The research visualisation map shows the meaning, value, and governance of land shift as it transitions from the physical world into the metaverse. It treats land not as a static material object but as a socio-technical construct whose definition changes with different forms of infrastructure, ownership systems, and human–technology relationships. In the physical world, land meaning emerges through geography, history, regulations, and settlement patterns. In the metaverse, it emerges through code, programmed scarcity, network effects, and digital economies. By placing Barcelona’s physical fabric beside the grid of Decentraland, the visualisation positions land as an interface—spatial, economic, symbolic, and programmable—rather than something tied solely to soil or territory. The composition intentionally brings together centuries-old cartographic representations with modern virtual land markets to show how ideas such as scarcity, clustering, speculation, and status signalling move across contexts and are reproduced rather than invented.

How to Read the Map?
The canvas is divided into four quadrants, starting from the bottom left and moving clockwise.
1. Land in Physical World
This quadrant overlays a contemporary satellite image of Barcelona with an 1891 map produced by the Institut Cartogràfic de Catalunya. This layering highlights the long histories embedded in physical land: the political debates that shaped Eixample’s urban grid, the infrastructures that determine accessibility, and the morphological constraints that influence density and form. Physical land is shown as finite, materially bound, and shaped by factors such as proximity, transport, sunlight, topography, and regulation. Detail 1, which marks the standard Eixample block of 113.3 metres, reinforces how physical land is defined by exact dimensions and measurable limits.
2. Hybrid Zone
The second quadrant presents concepts and logics that operate simultaneously in the physical and digital worlds. Scarcity, cluster economics, the halo effect, status signalling, and agglomeration are mapped visually as shared structural conditions. These forces are not exclusive to either setting; they travel. A prestigious neighbourhood in a city attracts development in the same way a high-value coordinate in Decentraland attracts digital investment. The hybrid zone shows that economic and social behaviours around land do not disappear when the medium changes. Human perception, collective desire, and cultural meaning remain active drivers.
3. Land in Metaverse
The third quadrant draws from Decentraland’s spatial plan, particularly the “Genesis City” layout. Here, land becomes programmable and finite by design. Parcels exist because code defines them, and their scarcity is intentionally constructed. Value is assigned through tokenisation, community attention, celebrity events, and network effects rather than geography. Detail 1 is echoed again—this time as a pixel-based measurement—creating a subtle artistic pun that highlights how the same idea of a “block” is reshaped in a digital environment. The shift from metres to pixels demonstrates the re-scaling of land’s meaning: still structured, still divisible, still tradeable, but no longer physical.
4. Human & Technology Map
The final quadrant maps the shifting roles of humans and technologies across these two worlds. In the physical realm, humans act as builders, planners, regulators, and residents. In the metaverse, technology takes on expanded roles as creator, host, validator, and gatekeeper. Humans appear as avatars, creators, miners, node operators, and participants in digital environments. This quadrant shows how agency and labour redistribute when land becomes virtual.

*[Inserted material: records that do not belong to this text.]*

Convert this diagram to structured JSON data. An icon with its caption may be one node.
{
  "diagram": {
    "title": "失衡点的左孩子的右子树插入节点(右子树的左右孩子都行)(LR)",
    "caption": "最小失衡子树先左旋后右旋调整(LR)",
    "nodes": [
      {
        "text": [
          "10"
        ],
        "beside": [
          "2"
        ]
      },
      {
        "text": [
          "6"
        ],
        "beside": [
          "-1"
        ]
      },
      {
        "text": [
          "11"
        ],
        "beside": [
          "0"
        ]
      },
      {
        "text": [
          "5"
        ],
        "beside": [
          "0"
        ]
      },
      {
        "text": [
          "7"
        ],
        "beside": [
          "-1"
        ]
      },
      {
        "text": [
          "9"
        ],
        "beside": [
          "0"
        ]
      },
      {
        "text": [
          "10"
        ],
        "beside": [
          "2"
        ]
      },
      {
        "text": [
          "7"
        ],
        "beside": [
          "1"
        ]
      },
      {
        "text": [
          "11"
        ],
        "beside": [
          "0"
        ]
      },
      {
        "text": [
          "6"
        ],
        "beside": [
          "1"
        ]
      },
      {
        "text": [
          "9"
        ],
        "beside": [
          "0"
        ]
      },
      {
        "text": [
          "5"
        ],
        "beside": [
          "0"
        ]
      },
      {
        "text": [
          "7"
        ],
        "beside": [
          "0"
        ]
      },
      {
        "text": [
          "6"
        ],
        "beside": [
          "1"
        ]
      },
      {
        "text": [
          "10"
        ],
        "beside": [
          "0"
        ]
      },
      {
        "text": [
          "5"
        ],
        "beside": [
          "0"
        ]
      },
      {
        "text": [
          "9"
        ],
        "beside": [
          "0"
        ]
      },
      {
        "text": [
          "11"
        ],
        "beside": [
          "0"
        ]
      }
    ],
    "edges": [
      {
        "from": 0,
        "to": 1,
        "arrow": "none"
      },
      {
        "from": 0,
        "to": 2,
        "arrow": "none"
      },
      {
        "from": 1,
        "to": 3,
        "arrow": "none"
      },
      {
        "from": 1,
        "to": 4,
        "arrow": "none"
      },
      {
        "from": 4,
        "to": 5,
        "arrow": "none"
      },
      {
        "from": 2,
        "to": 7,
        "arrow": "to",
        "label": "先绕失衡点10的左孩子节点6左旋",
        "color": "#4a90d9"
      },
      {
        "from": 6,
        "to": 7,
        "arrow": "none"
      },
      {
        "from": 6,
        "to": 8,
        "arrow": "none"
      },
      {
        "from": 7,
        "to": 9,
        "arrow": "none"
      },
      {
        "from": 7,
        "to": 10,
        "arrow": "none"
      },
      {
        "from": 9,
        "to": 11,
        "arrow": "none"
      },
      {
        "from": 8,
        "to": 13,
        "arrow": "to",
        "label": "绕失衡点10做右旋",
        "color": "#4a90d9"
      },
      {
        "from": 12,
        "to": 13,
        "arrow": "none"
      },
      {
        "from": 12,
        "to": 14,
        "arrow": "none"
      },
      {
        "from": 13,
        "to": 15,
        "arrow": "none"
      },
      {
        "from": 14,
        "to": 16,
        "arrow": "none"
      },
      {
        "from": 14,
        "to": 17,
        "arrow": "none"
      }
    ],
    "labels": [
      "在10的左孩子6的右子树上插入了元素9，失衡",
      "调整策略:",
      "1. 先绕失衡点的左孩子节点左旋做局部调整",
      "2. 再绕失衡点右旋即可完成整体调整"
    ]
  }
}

Across the canvas, a timeline runs from physical to digital, marking the semantic transformation of land—from territory and regulated property to asset, token, and programmable commodity. The transition is both spatial and conceptual, showing how land is continually redefined as it enters new technological and cultural domains.
Video Project
In recent years, the boundary between physical and digital worlds has blurred, reshaping ideas of value, place, and identity. Our video project explores this duality through a journey inside Decentraland, guided by a polished, slightly self-aware virtual assistant who mirrors the AI systems increasingly mediating real-world decisions. Framed against the backdrop of an unaffordable property market, the assistant introduces virtual land as an alternative arena where scarcity, speculation, and cultural influence operate much like physical real estate—illustrated through humorous, data-driven moments such as a parcel’s value rising after Snoop Dogg became a virtual neighbor. As viewers explore districts and parcels, the narrative highlights how emotional attachment and community can form even in pixelated spaces. The final twist arrives during the purchase process, where a “free” payment option requires full data access and constant surveillance, exposing the hidden costs of digital convenience. Ultimately, the video reflects on how expanding virtual territories offer new opportunities while raising critical questions about data ethics, ownership, and what we trade as we inhabit hybrid realities.